Pricing and Value: The Refurbished Gamble

From a purely financial perspective, the Fitbit Versa 2 is incredibly cheap in 2026. Finding a refurbished model for $40 to $60 makes it an attractive entry-level device for general health monitoring, step counting, and light cardio. However, evaluating it strictly through the lens of strength training technology, the value proposition collapses. The hardware simply cannot process the biomechanical data of weightlifting.

The Garmin Venu 3 commands a premium retail price of around $449. For casual gym-goers who simply want to track their time spent in the building, this is overkill. But for intermediate to advanced lifters utilizing periodized programming, tracking hypertrophy via muscle maps, and managing CNS fatigue via HRV, the Venu 3 pays for itself by optimizing training blocks and preventing overtraining.

Frequently Asked Questions (FAQ)

Can the Fitbit Versa 2 track weightlifting calories accurately?

No. Caloric expenditure algorithms on the Versa 2 rely heavily on heart rate data. Because the optical sensor struggles during the isometric holds and wrist flexion of weightlifting, the heart rate data is often artificially low or missing, resulting in a significant underestimation of calories burned during heavy lifting sessions.

Does the Garmin Venu 3 recognize specific exercises automatically?

Yes, the Venu 3's accelerometer is trained to recognize dozens of common gym exercises, from bench presses to bicep curls.
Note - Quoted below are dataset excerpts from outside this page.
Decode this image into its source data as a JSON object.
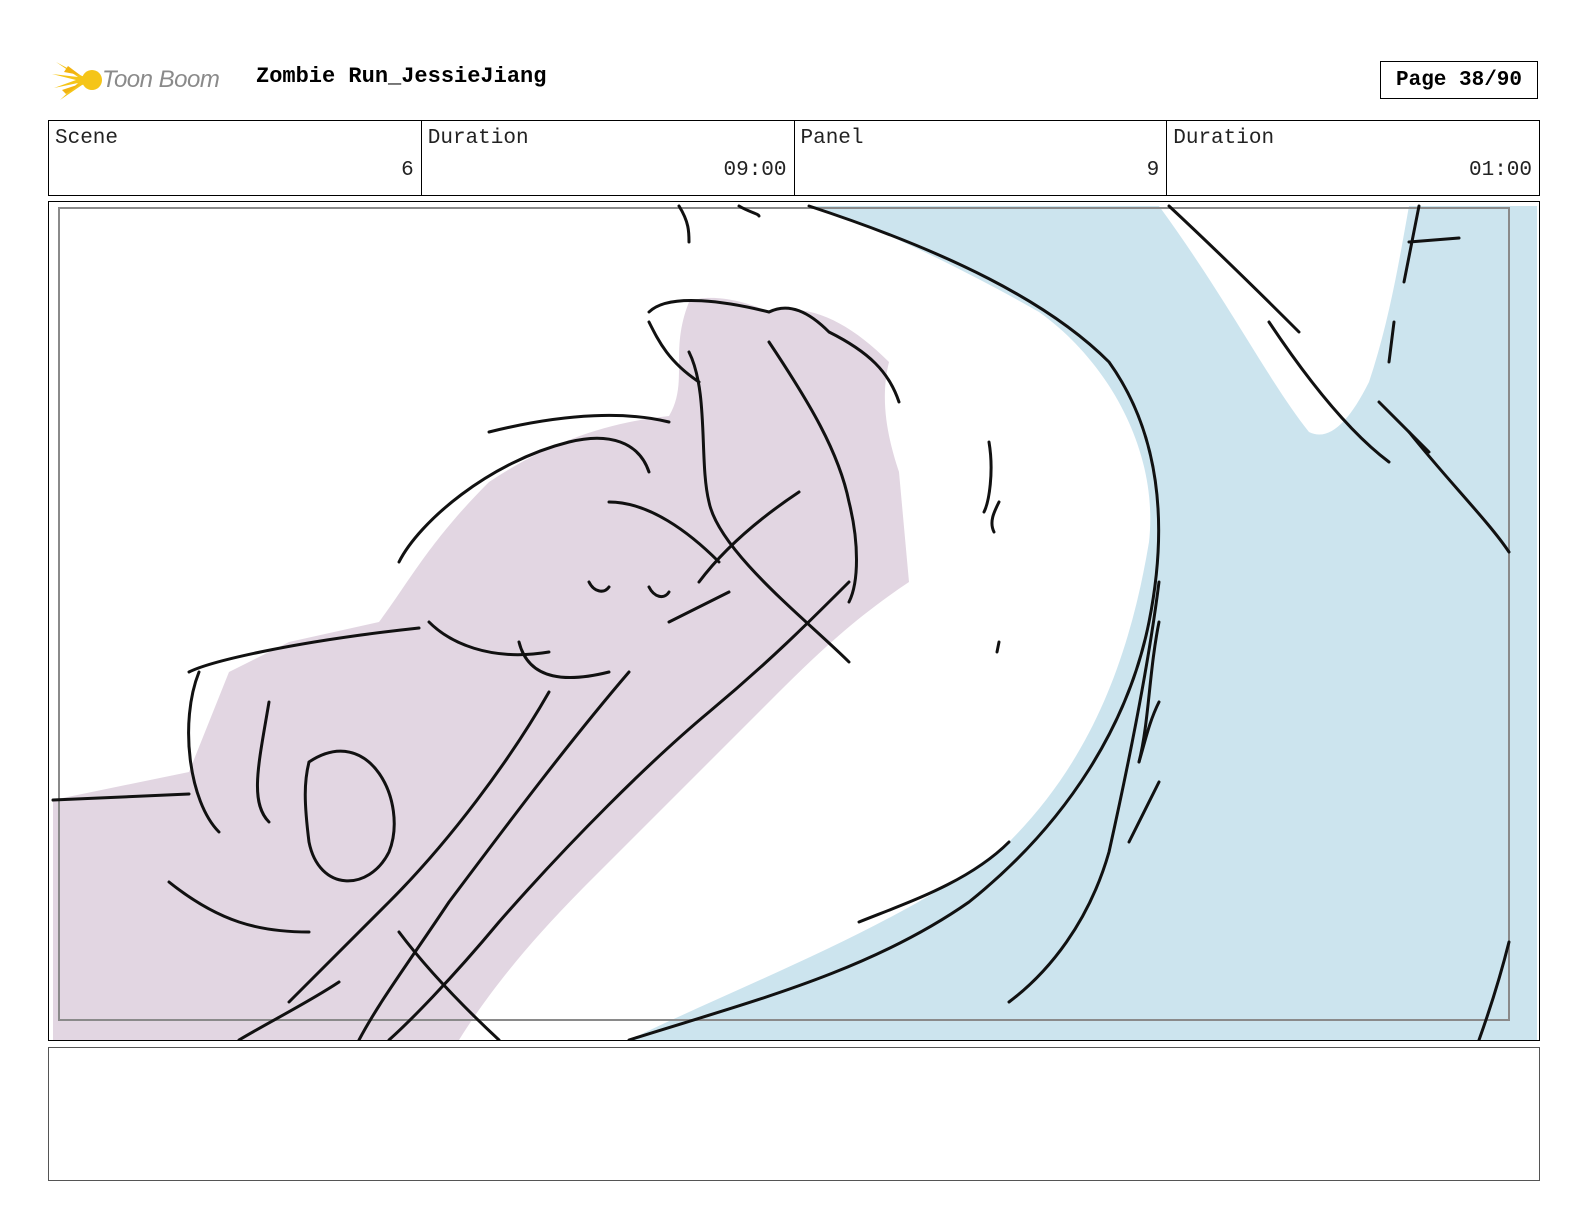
{
  "header": {
    "logo_text": "Toon Boom",
    "project_title": "Zombie Run_JessieJiang",
    "page_label": "Page 38/90"
  },
  "info": {
    "scene_label": "Scene",
    "scene_value": "6",
    "scene_duration_label": "Duration",
    "scene_duration_value": "09:00",
    "panel_label": "Panel",
    "panel_value": "9",
    "panel_duration_label": "Duration",
    "panel_duration_value": "01:00"
  },
  "colors": {
    "character_fill": "#e2d6e2",
    "sky_fill": "#cce4ee",
    "ink": "#111111",
    "logo_yellow": "#f5c518",
    "logo_grey": "#8a8a8a"
  },
  "notes": {
    "text": ""
  }
}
If it misidentifies an exercise or miscounts reps, the watch allows you to manually edit the set and exercise type directly on the wrist before saving the activity.

Is a smartwatch necessary for strength training?

According to guidelines discussed by the National Strength and Conditioning Association (NSCA), while wearables are not strictly necessary for building muscle, they provide highly valuable objective data regarding volume load, rest intervals, and recovery status, which are critical for long-term progression and injury prevention in periodized strength programs.